Question: Let $n\in\mathbb{N}$. We colour every positive integer by one of $n$ colours. Show that there exist distinct positive integers $a,b,c,d$ such that:
(i) they are of same colour
(ii) $ad=bc$
(iii) $\frac{b}{a}$ is a power of $2$ and $\frac{c}{a}$ is a power of $3$
holds simultaneously.
Solution: Observe that $\frac{b}{a}=2^k,$ for some $k\in\mathbb{N}\iff b=2^ka,$ for some $k\in\mathbb{N}$ and $\frac{c}{a}=3^{k'},$ for some $k'\in\mathbb{N}\iff c=3^{k'}a,$ for some $k'\in\mathbb{N}.$ Thus (iii) is satisfied only when $b=2^ka$ and $c=3^{k'}a,$ for some $k,k'\in\mathbb{N}.$
Thus $ad=bc$ and $b=2^ka,c=3^{k'}a\iff b=2^ka,c=3^{k'}a$ and $d=2^k3^{k'}a,$ for some $k,k'\in\mathbb{N}$.
This implies that both (ii) and (iii) are satisfied only when $b=2^ka, c=3^{k'}a$ and $d=2^k3^{k'}a$, for some $k,k'\in\mathbb{N}$. Observe that in such case $a,b,c,d$ are mutually distinct too.
Thus, in order to solve the problem, let us select any arbitrary positive integer $a'$ and let $S:=\{2^x3^ya'|x,y\in\mathbb{N}\}$. Now let us define a bijection $f:S\to \mathbb{N}^2$, such that $$f(2^x3^ya')=(x,y), \forall x,y\in\mathbb{N}.$$
For a better understanding, consider the below mentioned arrangement of the elements in $S$. It is the similar to how $f$ maps $S$ to $\mathbb{N}^2$. \begin{array}{|c|c} \vdots & \vdots &\vdots & .^{.^.}\\\hline 2^4.3^1a' & 2^4.3^2a' & 2^4.3^3a' & \cdots\\\hline 2^3.3^1a' & 2^3.3^2a' & 2^3.3^3a' & \cdots\\\hline 2^2.3^1a' & 2^2.3^2a' & 2^2.3^3a' & \cdots\\\hline 2^1.3^1a' & 2^1.3^2a' & 2^1.3^3a' & \cdots\\\hline \end{array} Also let us colour each point $(x,y)\in\mathbb{N}^2$ by the same colour as that of the pre-image $2^x3^ya'\in S$.

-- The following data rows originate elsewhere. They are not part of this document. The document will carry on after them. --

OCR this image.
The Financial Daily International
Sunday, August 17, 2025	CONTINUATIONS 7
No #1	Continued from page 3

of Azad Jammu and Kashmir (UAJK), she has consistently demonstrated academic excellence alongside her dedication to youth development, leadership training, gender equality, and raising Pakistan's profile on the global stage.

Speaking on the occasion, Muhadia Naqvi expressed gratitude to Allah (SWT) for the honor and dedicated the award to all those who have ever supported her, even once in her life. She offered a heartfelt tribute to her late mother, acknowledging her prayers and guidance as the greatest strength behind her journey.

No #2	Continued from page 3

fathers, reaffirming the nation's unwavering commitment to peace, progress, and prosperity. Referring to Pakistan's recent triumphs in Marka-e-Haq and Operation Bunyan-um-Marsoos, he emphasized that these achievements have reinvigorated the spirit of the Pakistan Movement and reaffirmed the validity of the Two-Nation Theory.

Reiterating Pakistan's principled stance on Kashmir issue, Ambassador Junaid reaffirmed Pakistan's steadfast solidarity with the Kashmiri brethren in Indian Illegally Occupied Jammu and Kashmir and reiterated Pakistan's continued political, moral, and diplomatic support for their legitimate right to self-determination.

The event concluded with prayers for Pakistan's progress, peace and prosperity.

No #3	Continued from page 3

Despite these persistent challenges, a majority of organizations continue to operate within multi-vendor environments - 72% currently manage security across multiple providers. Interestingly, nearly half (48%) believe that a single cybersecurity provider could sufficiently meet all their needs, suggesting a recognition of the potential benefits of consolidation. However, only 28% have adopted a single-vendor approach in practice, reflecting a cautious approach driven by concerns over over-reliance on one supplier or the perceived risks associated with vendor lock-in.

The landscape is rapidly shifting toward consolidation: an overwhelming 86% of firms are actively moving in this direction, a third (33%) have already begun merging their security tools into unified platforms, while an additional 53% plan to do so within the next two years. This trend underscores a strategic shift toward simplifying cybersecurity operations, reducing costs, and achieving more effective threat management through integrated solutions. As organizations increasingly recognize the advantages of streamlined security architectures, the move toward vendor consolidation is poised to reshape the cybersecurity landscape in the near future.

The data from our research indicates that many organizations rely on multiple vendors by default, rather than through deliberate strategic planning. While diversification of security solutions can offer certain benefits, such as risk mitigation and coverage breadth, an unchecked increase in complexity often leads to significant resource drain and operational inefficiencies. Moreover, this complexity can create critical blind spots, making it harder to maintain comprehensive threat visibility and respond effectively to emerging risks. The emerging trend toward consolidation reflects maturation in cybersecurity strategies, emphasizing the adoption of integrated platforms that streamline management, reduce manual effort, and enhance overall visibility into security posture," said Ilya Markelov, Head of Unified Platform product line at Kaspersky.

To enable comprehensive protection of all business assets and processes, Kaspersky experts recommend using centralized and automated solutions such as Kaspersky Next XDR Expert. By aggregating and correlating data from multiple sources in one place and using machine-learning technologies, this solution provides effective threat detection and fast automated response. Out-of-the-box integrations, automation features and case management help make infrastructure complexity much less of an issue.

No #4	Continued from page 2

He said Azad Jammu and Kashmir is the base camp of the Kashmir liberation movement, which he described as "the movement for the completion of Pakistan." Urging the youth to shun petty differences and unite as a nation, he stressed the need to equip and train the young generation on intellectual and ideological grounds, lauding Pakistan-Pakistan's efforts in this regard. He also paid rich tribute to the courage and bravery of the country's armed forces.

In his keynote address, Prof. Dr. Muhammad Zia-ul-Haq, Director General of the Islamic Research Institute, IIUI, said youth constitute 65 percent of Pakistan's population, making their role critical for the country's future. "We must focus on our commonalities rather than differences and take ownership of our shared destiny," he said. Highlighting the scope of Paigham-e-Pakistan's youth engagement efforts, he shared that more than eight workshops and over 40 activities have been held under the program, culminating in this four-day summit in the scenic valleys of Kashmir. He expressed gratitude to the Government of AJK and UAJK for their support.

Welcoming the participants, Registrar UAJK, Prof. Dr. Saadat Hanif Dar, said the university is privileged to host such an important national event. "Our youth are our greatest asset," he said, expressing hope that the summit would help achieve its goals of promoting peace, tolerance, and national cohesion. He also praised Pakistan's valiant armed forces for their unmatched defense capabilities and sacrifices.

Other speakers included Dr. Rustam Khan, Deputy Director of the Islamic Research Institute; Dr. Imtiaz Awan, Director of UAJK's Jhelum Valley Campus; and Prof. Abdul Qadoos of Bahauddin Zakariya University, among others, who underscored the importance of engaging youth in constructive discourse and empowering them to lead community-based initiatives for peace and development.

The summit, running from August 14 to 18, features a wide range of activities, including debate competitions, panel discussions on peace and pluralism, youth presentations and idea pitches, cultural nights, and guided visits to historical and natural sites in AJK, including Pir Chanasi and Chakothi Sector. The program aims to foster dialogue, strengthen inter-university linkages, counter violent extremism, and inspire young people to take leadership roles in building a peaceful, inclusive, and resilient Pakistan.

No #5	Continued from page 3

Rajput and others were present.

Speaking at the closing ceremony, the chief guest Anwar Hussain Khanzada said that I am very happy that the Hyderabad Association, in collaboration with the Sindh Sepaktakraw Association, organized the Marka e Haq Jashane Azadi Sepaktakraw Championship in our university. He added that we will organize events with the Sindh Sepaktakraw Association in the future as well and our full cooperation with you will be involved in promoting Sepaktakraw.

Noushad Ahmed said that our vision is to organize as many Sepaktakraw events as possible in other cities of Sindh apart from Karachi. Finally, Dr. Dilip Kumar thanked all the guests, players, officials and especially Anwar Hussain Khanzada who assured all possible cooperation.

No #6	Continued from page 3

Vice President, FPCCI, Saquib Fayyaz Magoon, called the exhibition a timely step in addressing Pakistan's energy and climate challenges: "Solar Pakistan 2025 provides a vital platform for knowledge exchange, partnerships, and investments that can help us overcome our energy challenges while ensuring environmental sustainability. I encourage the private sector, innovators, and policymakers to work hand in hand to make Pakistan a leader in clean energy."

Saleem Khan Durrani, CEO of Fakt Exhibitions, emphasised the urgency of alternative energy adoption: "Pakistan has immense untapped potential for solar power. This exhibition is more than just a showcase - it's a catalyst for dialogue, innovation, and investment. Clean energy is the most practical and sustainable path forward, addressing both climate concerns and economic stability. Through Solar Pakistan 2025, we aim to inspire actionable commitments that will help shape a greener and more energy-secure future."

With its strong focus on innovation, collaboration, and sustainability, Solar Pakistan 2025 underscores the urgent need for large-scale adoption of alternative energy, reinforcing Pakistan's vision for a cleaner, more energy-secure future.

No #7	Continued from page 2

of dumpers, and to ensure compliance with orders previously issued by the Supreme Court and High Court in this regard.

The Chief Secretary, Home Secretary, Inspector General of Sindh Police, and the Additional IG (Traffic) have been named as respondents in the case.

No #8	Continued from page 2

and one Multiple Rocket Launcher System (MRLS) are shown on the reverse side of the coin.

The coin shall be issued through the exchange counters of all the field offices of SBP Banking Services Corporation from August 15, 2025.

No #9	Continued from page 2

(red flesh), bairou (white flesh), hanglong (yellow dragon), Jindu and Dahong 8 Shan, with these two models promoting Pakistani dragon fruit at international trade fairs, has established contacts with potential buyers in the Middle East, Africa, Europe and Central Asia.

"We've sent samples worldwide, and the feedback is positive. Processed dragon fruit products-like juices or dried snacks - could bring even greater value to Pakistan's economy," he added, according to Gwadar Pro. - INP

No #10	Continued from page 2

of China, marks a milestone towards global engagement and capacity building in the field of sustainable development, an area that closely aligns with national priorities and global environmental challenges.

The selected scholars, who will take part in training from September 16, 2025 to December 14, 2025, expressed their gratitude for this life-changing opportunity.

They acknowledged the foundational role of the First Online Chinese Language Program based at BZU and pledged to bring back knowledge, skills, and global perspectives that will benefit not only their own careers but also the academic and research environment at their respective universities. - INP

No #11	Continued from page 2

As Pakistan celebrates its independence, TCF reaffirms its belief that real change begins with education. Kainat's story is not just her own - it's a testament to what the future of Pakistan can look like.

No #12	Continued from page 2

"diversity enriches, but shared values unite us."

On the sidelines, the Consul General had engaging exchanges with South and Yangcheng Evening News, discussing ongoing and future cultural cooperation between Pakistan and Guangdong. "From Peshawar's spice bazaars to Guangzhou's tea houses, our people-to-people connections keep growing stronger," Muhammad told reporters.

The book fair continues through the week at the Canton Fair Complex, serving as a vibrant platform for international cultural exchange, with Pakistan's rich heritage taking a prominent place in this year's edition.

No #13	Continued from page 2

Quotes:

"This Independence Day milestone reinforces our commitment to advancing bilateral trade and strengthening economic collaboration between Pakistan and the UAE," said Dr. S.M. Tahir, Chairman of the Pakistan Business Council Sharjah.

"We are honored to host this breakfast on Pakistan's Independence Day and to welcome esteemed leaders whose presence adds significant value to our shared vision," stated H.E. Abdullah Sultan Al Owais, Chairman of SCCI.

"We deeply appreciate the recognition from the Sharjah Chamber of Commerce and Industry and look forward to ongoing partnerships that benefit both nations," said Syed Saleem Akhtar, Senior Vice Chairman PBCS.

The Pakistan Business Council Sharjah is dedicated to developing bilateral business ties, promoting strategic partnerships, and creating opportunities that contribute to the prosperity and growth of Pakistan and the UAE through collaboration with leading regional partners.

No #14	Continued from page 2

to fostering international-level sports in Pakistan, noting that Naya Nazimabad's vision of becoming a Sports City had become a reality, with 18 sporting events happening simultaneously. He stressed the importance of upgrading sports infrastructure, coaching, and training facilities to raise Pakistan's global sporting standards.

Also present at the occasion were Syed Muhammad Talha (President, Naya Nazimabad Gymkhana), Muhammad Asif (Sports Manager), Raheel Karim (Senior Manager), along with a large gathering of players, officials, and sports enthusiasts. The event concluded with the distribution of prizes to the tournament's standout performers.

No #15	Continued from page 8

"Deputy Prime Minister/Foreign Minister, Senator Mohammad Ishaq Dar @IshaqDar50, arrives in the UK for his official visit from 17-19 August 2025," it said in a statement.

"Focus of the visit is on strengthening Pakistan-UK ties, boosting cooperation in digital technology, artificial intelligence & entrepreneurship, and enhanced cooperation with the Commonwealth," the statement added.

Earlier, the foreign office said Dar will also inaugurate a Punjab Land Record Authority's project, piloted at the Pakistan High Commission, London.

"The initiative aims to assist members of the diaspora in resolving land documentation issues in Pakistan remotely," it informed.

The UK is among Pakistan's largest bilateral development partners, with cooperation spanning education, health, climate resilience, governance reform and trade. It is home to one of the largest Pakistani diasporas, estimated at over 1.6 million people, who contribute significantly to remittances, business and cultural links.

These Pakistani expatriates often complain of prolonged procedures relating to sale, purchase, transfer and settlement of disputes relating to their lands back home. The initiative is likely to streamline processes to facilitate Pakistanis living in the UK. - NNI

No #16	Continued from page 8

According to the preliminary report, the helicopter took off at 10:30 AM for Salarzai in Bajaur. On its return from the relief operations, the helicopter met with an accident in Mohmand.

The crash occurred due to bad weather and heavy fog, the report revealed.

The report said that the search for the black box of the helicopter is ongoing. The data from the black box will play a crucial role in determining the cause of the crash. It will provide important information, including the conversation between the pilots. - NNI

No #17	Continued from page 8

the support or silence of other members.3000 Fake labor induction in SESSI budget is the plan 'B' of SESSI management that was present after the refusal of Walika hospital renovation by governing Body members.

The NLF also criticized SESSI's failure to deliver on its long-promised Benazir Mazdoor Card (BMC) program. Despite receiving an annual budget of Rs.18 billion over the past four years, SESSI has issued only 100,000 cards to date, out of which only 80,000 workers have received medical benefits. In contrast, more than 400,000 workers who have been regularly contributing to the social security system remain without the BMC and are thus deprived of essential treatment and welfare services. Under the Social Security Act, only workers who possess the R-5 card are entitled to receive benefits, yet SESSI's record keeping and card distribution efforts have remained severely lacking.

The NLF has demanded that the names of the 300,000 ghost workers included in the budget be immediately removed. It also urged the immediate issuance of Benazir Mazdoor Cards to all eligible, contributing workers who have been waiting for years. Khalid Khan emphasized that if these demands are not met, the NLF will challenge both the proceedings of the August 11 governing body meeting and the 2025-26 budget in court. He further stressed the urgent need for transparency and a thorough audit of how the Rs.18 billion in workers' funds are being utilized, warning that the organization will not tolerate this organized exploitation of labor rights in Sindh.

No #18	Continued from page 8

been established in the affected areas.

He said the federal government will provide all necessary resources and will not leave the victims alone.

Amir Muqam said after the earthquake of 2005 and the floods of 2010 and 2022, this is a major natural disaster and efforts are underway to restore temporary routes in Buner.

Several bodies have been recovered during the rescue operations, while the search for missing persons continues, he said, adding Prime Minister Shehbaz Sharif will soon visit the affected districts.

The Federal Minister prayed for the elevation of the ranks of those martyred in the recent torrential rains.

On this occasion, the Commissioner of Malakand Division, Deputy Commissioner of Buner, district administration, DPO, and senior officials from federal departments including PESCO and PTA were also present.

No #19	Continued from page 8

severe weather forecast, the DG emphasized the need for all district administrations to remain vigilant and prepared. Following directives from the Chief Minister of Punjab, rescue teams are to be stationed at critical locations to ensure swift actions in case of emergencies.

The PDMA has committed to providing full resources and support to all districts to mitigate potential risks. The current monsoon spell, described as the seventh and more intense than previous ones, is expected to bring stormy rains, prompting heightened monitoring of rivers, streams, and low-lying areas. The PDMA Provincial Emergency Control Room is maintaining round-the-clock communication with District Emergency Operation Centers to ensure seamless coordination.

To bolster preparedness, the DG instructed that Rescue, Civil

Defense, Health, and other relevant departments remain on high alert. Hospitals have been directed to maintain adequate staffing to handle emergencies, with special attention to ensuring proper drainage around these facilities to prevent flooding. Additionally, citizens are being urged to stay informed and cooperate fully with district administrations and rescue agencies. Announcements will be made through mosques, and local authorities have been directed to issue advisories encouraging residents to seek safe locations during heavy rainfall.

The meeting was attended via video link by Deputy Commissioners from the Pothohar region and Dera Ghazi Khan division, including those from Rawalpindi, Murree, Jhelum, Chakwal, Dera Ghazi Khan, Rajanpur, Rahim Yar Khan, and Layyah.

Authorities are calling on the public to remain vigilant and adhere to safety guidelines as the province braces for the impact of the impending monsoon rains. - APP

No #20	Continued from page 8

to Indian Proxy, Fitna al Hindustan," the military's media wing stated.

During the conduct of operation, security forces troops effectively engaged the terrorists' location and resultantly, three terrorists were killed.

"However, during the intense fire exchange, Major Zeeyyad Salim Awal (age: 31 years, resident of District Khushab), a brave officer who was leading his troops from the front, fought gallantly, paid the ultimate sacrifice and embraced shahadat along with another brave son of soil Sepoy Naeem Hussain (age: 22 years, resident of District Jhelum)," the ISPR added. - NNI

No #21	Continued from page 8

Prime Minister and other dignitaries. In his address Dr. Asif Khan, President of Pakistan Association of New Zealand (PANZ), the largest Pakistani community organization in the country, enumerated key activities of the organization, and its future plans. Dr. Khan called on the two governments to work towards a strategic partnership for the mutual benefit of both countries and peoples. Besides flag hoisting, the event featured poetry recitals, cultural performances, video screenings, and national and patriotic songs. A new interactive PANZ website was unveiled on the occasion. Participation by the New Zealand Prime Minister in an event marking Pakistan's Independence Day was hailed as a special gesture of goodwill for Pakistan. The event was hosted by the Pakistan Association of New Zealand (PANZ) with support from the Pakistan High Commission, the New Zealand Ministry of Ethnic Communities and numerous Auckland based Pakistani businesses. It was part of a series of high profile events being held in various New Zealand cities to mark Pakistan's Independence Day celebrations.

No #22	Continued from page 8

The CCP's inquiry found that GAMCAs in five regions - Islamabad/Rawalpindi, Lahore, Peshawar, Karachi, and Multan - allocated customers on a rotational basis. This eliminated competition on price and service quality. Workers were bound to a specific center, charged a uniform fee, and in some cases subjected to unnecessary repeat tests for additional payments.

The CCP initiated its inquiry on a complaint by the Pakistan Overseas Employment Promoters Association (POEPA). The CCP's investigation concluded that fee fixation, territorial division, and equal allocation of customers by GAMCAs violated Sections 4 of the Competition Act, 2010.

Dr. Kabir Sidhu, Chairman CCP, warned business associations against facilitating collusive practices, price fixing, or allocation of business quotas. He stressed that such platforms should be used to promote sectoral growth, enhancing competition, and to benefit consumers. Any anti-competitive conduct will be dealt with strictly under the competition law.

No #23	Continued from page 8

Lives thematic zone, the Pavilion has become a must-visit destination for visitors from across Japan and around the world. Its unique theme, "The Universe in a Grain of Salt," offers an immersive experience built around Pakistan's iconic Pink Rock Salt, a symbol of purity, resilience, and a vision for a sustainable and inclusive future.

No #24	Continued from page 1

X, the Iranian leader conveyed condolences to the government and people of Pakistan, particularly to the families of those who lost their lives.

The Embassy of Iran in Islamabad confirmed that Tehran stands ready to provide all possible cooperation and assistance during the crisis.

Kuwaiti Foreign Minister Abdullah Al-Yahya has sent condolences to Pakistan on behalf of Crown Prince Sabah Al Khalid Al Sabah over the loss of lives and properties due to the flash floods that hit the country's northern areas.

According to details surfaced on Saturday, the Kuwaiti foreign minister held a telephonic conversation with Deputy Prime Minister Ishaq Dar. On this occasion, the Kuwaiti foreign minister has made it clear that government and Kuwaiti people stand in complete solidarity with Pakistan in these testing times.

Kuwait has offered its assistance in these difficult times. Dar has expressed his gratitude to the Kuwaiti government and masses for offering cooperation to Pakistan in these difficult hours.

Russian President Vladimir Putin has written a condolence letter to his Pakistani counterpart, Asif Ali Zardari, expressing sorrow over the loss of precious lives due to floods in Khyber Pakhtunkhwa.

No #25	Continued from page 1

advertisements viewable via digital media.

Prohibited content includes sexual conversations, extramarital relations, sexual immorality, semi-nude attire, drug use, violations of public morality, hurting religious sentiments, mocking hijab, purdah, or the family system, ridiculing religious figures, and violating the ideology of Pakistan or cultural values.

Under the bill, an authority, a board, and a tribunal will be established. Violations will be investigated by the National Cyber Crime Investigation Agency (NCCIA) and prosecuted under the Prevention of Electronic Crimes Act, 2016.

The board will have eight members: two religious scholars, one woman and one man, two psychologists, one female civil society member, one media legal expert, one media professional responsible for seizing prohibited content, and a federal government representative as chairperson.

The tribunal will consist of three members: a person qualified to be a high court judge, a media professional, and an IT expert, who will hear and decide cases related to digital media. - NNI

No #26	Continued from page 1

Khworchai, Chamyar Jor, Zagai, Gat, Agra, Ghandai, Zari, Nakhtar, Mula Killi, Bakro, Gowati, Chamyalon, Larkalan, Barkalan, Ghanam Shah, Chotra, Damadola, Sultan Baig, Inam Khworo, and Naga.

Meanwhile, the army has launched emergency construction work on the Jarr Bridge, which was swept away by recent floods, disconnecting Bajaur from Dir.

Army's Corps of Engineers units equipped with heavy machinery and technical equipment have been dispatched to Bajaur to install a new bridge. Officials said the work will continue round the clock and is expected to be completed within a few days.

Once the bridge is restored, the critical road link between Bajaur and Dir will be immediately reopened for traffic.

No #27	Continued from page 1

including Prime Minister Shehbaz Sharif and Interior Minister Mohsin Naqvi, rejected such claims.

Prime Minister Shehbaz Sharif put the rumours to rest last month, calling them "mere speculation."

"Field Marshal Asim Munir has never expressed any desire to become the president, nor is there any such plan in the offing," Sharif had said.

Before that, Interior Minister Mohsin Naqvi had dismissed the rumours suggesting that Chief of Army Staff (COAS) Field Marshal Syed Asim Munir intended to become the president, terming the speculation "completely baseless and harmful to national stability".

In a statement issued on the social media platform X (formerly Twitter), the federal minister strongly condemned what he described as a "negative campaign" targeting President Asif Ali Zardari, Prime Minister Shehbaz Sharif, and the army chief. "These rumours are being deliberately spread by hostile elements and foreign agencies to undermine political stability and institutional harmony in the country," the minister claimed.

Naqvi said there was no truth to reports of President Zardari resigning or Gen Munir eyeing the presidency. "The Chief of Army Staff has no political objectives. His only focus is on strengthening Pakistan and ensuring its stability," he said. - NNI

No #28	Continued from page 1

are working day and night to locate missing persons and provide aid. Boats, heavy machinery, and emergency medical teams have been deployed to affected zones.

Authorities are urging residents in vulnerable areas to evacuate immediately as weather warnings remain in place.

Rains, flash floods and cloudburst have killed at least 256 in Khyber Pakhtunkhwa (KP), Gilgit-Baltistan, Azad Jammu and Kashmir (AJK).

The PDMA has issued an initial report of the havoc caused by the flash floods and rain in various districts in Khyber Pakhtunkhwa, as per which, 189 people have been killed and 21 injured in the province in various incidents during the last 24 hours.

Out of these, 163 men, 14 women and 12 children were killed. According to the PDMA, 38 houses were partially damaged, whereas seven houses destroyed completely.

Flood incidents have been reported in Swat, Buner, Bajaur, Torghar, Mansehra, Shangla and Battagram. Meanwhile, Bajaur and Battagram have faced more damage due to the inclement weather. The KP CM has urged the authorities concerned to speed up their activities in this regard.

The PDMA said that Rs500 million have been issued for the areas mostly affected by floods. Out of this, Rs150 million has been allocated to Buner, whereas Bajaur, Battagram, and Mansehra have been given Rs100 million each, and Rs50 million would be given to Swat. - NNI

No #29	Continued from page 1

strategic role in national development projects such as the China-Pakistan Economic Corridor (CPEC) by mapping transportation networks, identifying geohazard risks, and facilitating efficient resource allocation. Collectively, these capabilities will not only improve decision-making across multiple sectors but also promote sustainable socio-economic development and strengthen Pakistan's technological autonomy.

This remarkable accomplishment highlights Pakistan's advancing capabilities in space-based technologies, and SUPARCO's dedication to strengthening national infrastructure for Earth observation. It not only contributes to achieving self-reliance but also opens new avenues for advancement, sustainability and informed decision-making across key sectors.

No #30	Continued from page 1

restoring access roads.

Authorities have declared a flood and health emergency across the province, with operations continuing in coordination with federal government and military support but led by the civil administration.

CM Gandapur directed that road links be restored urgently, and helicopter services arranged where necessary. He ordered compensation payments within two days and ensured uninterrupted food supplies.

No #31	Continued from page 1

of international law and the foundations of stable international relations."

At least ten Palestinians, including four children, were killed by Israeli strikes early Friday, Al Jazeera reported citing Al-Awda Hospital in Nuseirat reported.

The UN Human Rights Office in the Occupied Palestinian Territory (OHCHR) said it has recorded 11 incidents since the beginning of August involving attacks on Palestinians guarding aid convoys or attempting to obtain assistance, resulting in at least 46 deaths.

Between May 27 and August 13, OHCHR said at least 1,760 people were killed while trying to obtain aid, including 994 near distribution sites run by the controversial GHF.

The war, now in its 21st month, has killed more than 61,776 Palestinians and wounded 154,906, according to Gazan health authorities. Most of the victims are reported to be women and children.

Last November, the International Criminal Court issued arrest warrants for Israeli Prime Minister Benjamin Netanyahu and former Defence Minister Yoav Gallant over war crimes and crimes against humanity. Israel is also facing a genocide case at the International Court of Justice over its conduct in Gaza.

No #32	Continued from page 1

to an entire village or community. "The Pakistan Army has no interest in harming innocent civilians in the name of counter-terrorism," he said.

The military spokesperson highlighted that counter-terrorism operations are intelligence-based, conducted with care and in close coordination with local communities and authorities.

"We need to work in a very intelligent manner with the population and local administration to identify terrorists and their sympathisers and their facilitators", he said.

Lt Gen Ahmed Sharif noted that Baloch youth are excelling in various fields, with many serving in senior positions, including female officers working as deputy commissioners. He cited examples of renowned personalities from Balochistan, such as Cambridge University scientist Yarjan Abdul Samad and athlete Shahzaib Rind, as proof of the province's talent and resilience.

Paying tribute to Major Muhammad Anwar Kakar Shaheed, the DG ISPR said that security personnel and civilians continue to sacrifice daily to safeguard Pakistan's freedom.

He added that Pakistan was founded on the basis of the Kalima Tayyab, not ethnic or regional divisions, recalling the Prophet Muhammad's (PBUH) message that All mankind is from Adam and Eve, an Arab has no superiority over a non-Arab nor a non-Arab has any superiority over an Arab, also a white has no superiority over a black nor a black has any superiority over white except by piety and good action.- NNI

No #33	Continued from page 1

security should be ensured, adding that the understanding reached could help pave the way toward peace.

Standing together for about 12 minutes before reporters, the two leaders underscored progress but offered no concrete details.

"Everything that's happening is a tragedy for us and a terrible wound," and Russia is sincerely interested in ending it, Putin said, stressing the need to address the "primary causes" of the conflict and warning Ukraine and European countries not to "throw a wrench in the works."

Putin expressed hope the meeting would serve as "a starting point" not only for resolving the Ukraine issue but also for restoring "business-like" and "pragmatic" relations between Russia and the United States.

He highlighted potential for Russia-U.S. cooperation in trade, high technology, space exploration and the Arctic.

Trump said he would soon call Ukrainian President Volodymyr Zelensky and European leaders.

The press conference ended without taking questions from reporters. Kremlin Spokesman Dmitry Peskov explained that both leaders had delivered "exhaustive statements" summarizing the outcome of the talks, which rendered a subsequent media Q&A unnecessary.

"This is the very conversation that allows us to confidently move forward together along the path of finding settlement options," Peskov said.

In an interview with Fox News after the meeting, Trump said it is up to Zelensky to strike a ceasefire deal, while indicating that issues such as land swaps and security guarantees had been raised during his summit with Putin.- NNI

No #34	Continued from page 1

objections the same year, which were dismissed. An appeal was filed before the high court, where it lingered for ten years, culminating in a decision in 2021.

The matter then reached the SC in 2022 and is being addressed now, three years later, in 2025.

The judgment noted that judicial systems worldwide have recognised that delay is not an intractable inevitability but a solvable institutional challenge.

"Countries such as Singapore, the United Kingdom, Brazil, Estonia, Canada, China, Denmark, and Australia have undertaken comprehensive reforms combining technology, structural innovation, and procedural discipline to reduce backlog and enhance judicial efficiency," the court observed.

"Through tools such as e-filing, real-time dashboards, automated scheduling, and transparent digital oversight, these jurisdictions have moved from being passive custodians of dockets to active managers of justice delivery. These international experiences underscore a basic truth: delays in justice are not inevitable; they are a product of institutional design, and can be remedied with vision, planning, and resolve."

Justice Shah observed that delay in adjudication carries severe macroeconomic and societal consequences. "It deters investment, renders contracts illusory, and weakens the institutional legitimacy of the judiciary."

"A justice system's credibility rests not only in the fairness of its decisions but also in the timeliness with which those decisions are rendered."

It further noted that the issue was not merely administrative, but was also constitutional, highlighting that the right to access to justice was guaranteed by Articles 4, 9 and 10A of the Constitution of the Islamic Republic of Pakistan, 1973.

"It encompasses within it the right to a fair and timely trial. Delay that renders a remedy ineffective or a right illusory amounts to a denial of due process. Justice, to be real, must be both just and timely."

Claim: If we color each point $(x,y)\in\mathbb{N}^2$ by the same colour as that of the pre-image $2^x3^ya'\in S$, then, there exists a rectangle such that each of its four vertices are of same colour and its sides are parallel to the X and Y axes.
The proof to this claim is pretty similar to the proof to the problem that I have stated here: Show that there exists a rectangle such that each of its four vertices are of same colour and its sides are parallel to the X and Y axes.
Now let $ABCD$ be the rectangle under consideration, such that $A=(x_1,y_1), B=(x_1,y_2), C=(x_2,y_2)$ and $D=(x_2,y_1)$, where $x_2>x_1$ and $y_2>y_1$.
Now let $$a=f^{-1}(A)=f^{-1}(x_1,y_1)=2^{x_1}3^{y_1}a', \\b=f^{-1}(D)=f^{-1}(x_2,y_1)=2^{x_2}3^{y_1}a', \\c=f^{-1}(B)=f^{-1}(x_1,y_2)=2^{x_1}3^{y_2}a'\text{, and}\\d=f^{-1}(C)=f^{-1}(x_2,y_2)=2^{x_2}3^{y_2}a'.$$
Firstly observe that $a,b,c,d$ are all of the same colour, since $A,B,C,D$ are all of the same colour. Thus (i) is satisfied.
Secondly, $ad=2^{x_1+x_2}3^{y_1+y_2}(a')^2$ and $bc=2^{x_1+x_2}3^{y_1+y_2}(a')^2$, which implies that $ad=bc$. Thus (ii) is also satisfied.
Thirdly, $\frac{b}{a}=2^{x_2-x_1}$ and $\frac{c}{a}=3^{y_2-y_1}$, where $x_2-x_1>0$ and $y_2-y_1>0$. Thus (iii) is also satisfied.
Also, it is easy to observe that $a,b,c,d$ are all mutually distinct.
Thus we can conclude that $\exists$ distinct $a,b,c,d\in\mathbb{N}$ such that all of (i), (ii) and (iii) are satisfied simultaneously.
Is this solution correct and rigorous enough? If yes, then, is there a better solution?